Review of John C. Robinson, Finding Heaven Here (O Books, 2009).
It is hard to know how to approach this book. It flows without pause from the language of religion into that of psychotherapy. Within this, a whole range of authorities are cited. Most are Christian, but representatives of all major religious groups can be found here, and even an atheist or two. From this mass of material, Robinson spins a web of experiential religion that he implies, not least by the variety of his quotations, should work for all people. The simplicity of his offer is just this: ‘I found heaven on earth, and so can you’ (p. 9).
His thesis is simple.

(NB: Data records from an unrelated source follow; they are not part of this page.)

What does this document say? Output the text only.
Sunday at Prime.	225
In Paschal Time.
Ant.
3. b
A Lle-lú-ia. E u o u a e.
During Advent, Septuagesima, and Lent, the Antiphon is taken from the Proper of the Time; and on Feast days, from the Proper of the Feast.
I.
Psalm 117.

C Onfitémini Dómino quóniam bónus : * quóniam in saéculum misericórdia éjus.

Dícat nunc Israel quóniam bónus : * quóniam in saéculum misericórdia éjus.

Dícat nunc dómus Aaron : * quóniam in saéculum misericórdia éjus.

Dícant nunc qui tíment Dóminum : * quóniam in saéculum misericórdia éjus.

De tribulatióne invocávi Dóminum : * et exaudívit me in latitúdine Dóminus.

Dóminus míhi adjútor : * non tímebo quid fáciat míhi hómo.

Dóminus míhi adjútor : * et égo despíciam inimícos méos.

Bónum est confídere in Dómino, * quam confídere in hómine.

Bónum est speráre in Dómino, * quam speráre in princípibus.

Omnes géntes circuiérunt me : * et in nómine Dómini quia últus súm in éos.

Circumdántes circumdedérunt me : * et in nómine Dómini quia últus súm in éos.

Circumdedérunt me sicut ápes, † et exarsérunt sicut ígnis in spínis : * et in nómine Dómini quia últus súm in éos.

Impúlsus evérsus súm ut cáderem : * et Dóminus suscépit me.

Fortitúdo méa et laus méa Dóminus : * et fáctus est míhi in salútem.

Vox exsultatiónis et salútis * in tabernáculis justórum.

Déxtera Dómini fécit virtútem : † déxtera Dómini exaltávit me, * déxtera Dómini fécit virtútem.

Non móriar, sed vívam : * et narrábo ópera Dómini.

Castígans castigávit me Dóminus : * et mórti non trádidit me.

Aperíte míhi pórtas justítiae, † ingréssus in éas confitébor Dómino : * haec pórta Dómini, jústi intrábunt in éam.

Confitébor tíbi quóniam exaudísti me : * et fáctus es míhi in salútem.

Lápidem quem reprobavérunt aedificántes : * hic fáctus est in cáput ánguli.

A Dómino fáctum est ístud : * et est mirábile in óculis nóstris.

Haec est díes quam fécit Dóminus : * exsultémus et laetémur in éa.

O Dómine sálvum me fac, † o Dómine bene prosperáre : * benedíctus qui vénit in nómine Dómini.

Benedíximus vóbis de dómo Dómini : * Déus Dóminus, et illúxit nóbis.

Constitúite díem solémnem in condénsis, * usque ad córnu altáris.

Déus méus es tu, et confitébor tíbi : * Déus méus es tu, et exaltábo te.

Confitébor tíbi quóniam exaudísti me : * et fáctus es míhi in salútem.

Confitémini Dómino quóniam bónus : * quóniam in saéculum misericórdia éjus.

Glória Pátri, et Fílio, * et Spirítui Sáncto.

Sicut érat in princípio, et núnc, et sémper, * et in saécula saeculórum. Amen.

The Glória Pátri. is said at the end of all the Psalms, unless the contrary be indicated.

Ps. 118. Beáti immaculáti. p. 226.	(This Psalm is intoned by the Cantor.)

Heaven is present all around us right now, if only we would learn to see it. ‘Heaven on Earth lies here, wherever you are, right now, always full and always enough’ (p. 2). But we do not see Heaven on Earth, rather we need help to see it. It ‘arrives through a change of consciousness’ (p. 4), and Robinson provides many exercises to enable that change to be experienced. Above all he sets up ‘Heaven’s Compass’, which ‘represents a navigational tool, a method of understanding and a spiral journey towards a goal’ (p. 38). Robinson’s discovery of this compass is the way to find Heaven on Earth. En route, he draws in a huge range of spiritual guides. A 40 page appendix of quotations from Judaism, Christianity, Hinduism, Buddhism, Islam, Taoism, Native American Spirituality, Mythology, Archaeology, Naturalists, Etymology, Poetry, Mystical Experiences, Ordinary Experiences and Aging provides supporting evidence.

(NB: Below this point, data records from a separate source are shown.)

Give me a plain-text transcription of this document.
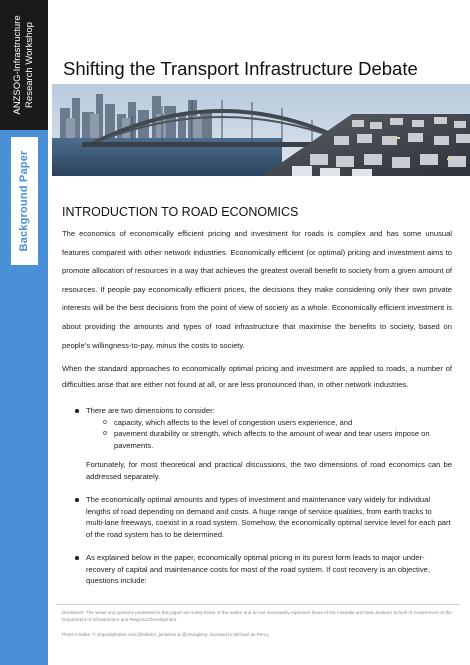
ANZSOG-Infrastructure Research Workshop
Background Paper
Shifting the Transport Infrastructure Debate
INTRODUCTION TO ROAD ECONOMICS

The economics of economically efficient pricing and investment for roads is complex and has some unusual features compared with other network industries. Economically efficient (or optimal) pricing and investment aims to promote allocation of resources in a way that achieves the greatest overall benefit to society from a given amount of resources. If people pay economically efficient prices, the decisions they make considering only their own private interests will be the best decisions from the point of view of society as a whole. Economically efficient investment is about providing the amounts and types of road infrastructure that maximise the benefits to society, based on people’s willingness-to-pay, minus the costs to society.

When the standard approaches to economically optimal pricing and investment are applied to roads, a number of difficulties arise that are either not found at all, or are less pronounced than, in other network industries.

There are two dimensions to consider:
o capacity, which affects to the level of congestion users experience, and
o pavement durability or strength, which affects to the amount of wear and tear users impose on pavements.

Fortunately, for most theoretical and practical discussions, the two dimensions of road economics can be addressed separately.

The economically optimal amounts and types of investment and maintenance vary widely for individual lengths of road depending on demand and costs. A huge range of service qualities, from earth tracks to multi-lane freeways, coexist in a road system. Somehow, the economically optimal service level for each part of the road system has to be determined.
As explained below in the paper, economically optimal pricing in its purest form leads to major under-recovery of capital and maintenance costs for most of the road system. If cost recovery is an objective, questions include:
Disclaimer: The views and opinions presented in this paper are solely those of the author and do not necessarily represent those of the Australia and New Zealand School of Government or the Department of Infrastructure and Regional Development.
Photo Credits: © Depositphotos.com/@lefebvr_jonathan & @chungking, licensed to Michael de Percy.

But this is precisely where the whole thing begins to fall apart. There is a profound insight from many traditions, as Robinson illustrates well, that suggests that Heaven is indeed wrapped up with the world as we encounter it. But Robinson’s vast collection of quotations are selective and utterly divorced from their context. The moment one starts to pick at them, they come apart at the seams. Thus, Robinson quotes Luke 17.21 (‘the kingdom of God is among you’), but omits the whole range of other material in the Gospels that speak of the kingdom as something that is coming. An introductory course in the New Testament would have caught so basic an error.

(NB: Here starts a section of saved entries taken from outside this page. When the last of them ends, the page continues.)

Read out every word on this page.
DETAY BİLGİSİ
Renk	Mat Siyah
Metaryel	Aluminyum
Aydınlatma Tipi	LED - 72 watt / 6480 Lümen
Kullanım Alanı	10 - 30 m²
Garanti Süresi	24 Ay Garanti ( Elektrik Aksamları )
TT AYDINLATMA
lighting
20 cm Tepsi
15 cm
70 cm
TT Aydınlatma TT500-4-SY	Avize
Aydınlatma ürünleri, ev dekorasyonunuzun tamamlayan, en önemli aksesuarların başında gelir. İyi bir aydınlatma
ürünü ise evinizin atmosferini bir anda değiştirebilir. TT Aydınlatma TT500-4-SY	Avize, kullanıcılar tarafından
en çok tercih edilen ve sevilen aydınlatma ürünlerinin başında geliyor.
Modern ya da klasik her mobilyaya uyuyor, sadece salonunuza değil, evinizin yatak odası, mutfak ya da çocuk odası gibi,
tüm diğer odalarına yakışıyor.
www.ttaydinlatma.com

Things get worse, as Robinson utterly fails to deal with the historical realities of pain and hardship. ‘A new kind of life has begun as I witness what the Bible alludes to as a “new Heaven and new Earth” (Isaiah 65:17, Revelation 21:1), that is, a new heavenly consciousness and the divine realm it reveals, a life readily available to all of us when we finally learn to see’ (p. 22). Robinson’s Heaven on Earth is an escape from the hard realities of life. Both Isaiah and John of Patmos would dissent – they offer hope to those enduring the aftermath of exile and the horrors of persecution. Robinson’s decontextualized approach could only have been written in comfort. When he writes that Heaven on Earth ‘lies as close as sun sparkling on water on a pond outside your window, the gently moving branches of the tree in your yard or the sound of children laughing in the next room’ (p. 3), he betrays a context to this writing that is never acknowledged.
There is little more to this book than the power of positive thinking. The so-called ‘Heaven’s Compass’ is a form of Gnosticism, a technique for the enlightened and the initiate (albeit a more democratic Gnosticism where purchasing Robinson’s book is the only requirement for initiation). Of course, Robinson has a warning for reviewers like me: ‘If you limit your vision with negative beliefs, you’ll miss the magic this book has to offer’ (p. 9).
There is little to recommend this book. The most basic of critical questions finds no answer. It is experiential religion that is selective about the experiences it includes and removes them from any context at all. If experiential religion is what you want, go for a walk and talk to the people you meet. There’s more value in time spent walking and talking than in reading this book.